Le suore non lo vedevano più arrivare al mattino. Hanno provato a chiedere in giro. È arrivata notizia da dei preti polacchi che hanno in cura la chiesa di San Gaspare del Bufalo che in un’alba d’estate era stato trovato in deliquio e portato in qualche ospedale, non si sa quale, ma di certo pochi giorni dopo era morto.

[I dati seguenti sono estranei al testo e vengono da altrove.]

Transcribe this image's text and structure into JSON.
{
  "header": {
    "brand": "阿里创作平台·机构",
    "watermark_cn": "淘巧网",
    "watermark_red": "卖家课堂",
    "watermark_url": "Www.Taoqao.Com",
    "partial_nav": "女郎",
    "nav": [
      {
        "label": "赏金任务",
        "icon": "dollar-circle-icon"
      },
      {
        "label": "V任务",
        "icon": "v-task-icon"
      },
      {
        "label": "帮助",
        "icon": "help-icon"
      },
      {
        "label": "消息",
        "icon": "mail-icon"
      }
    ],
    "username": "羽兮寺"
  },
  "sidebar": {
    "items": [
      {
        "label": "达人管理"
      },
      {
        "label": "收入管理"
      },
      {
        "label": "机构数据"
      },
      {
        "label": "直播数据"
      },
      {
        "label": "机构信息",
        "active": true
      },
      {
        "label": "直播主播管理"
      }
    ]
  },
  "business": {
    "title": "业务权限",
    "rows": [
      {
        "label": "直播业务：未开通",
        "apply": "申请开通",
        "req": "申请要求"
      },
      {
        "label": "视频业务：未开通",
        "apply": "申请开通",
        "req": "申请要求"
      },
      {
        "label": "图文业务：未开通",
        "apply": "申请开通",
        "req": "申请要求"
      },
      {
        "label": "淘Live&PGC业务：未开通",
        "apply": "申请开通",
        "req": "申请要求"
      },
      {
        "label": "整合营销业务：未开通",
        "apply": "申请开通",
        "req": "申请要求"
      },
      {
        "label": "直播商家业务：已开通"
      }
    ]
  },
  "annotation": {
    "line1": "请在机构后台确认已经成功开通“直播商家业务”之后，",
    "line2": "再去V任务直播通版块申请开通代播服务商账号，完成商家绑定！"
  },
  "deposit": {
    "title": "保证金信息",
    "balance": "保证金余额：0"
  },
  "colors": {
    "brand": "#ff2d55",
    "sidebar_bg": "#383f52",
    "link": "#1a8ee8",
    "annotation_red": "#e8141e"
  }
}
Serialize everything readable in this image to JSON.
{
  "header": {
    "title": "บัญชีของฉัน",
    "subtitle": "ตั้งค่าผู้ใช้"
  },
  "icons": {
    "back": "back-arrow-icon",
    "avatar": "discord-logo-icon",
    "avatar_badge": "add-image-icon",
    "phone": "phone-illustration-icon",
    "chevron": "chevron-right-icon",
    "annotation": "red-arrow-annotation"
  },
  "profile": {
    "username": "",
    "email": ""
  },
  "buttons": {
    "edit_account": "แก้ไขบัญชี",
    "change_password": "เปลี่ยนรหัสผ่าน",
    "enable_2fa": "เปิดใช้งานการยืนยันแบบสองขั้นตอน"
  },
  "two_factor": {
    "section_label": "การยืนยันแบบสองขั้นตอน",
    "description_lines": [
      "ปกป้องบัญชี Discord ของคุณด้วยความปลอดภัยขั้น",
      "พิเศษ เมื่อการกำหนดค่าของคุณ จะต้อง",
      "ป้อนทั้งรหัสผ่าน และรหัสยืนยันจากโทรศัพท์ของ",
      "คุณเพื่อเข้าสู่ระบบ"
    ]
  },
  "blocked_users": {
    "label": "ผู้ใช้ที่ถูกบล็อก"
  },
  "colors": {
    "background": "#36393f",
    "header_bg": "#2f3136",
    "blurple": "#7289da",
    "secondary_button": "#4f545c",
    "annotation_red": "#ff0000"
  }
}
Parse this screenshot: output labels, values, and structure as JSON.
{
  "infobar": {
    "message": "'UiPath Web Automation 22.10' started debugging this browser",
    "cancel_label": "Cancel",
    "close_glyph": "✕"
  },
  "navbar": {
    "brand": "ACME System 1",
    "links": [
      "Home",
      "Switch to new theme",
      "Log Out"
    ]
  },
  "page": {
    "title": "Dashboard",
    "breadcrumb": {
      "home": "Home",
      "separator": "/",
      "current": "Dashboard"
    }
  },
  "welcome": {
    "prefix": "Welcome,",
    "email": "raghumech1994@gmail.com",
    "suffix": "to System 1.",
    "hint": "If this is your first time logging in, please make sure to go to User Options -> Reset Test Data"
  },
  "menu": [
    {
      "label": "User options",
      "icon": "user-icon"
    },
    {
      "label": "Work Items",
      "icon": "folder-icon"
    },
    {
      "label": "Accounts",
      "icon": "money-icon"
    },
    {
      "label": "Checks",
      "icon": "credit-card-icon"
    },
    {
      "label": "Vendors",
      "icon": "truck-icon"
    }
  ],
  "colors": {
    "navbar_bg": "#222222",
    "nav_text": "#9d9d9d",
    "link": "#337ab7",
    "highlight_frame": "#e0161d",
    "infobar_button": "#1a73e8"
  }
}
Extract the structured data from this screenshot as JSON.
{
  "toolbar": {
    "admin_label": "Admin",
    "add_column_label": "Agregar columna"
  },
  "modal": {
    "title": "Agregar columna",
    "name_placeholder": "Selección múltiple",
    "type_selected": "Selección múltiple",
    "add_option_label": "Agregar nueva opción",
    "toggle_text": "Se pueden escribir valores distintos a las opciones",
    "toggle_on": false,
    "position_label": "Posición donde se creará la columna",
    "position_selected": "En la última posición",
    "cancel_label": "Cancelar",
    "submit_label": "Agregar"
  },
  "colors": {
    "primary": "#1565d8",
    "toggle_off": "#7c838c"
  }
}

Nell’oratorio del Crocefisso la notizia è arrivata a settembre. Il borbottare ridente di Salvatore è stato ricordato da padre Jakub. Il quale si è ricordato di quel quadretto che qui vedete in pagina. Nella lettera c’è anche scritto che un segno angelico toccò Salvatore la notte precedente la gloria di Madre Teresa di Calcutta in piazza San Pietro. Teresa fu fatta santa – dice l’epistola romana recapitata in Armenia – il 4 settembre 2016, quel mattino Salvatore si svegliò sanguinante: un ratto gli aveva mangiato il braccio e un po’ della guancia. Lui diceva che però era stato delicato, e aveva fatto in modo di non svegliarlo. Noi molokani non siamo favorevoli alle canonizzazioni, a queste adunate effimere: siamo solitari, in comunione, ma senza apparati visibili, siamo stati resi guardinghi da troppe persecuzioni. Ma quel giorno di Madre Teresa avrei voluto esserci, a costo di essere rosicato dai topi come Salvatore, perché lì sta la perfetta letizia. Salvatore e Zaccaria credo siano due angeli molokani. Che ci versino latte dal cielo.